LA COMMISSIONE EUROPEA ha già risposto a Trump dicendo che potrebbe imporre a sua volta dei dazi su prodotti americani popolari come jeans, liquori e motociclette, Trump ha quindi rilanciato paventando il dazio sulle automobili europee che vengono esportate negli Stati uniti; solo che queste fabbriche si troverebbero proprio nella Rust Belt, per cui a perdere il lavoro sarebbero molti elettori di Trump.

ANCORA UNA VOLTA, come per l’Obamacare, a fare le spese in prima persona delle politiche del presidente sarebbe proprio il suo elettorato, quella classe media impoverita che non uscirà da questa situazione senza un piano complessivo di rinnovamento americano che di certo non passa dall’applicazione unilaterale di dazi.

Stando al Washington Post la decisione di Trump è stata presa per via dell’isolamento del presidente e sull’onda della rabbia che gli scatena vedere i titoli dei notiziari via cavo che scandiscono gli scandali della sua presidenza, l’ultimo dei quali coinvolge il genero Jared Kushner. Il pluridecorato generale dell’esercito in pensione Barry McCaffrey, ha detto al quotidiano di Washington che il popolo americano e soprattutto il Congresso dovrebbe allarmarsi.

«PENSO CHE IL PRESIDENTE stia cominciando a vacillare nella sua stabilità emotiva e questo non finirà bene – ha detto McCaffrey – Il giudizio di Trump è fondamentalmente fallace e più è sotto pressione più viene isolato, penso, la sua capacità di far male aumenterà». La maggior parte dei collaboratori di Trump non è più alla Casa bianca; primo fra tutti, non c’è più Steve Bannon, che si è dimesso mesi fa per poi rilasciare dichiarazioni al vetriolo sul suo ex posto di lavoro.
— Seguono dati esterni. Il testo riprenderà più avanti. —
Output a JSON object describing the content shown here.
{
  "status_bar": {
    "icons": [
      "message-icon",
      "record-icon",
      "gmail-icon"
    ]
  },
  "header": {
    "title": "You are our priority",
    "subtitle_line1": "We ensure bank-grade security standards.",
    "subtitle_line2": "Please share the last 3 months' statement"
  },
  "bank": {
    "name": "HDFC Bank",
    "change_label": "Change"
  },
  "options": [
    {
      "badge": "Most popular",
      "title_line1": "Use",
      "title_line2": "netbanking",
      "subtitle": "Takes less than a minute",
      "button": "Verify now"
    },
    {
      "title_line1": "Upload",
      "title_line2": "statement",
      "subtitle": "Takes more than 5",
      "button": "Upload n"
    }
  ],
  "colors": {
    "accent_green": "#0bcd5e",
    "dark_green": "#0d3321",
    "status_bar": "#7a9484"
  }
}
Al momento Bannon, diretto verso un incontro pubblico Zurigo per parlare delle «implicazioni globali della rivolta populista», si è fermato a Roma per osservare le elezioni italiane.

«Passerò molto tempo in Europa, qui c’è l’avanguardia del populismo – ha detto usando il termine in un’accezione per lui positiva – Voglio costruire una rete dal basso, un esercito per diffondere le idee del nazionalismo economico, ho lavorato 10 anni per costruire un movimento populista nazionalista in America, sono entrato nella campagna di Trump quando rimanevano solo 85 giorni, stavano perdendo ma sapevo che avrebbe vinto. Vedevo la risonanza tra la gente, mentre alle élite questo sfuggiva, e penso che lo stesso stia succedendo in Italia. Gli italiani si considerano spesso provinciali nella politica mondiale, ma non è così: siete sulla cresta dell’onda».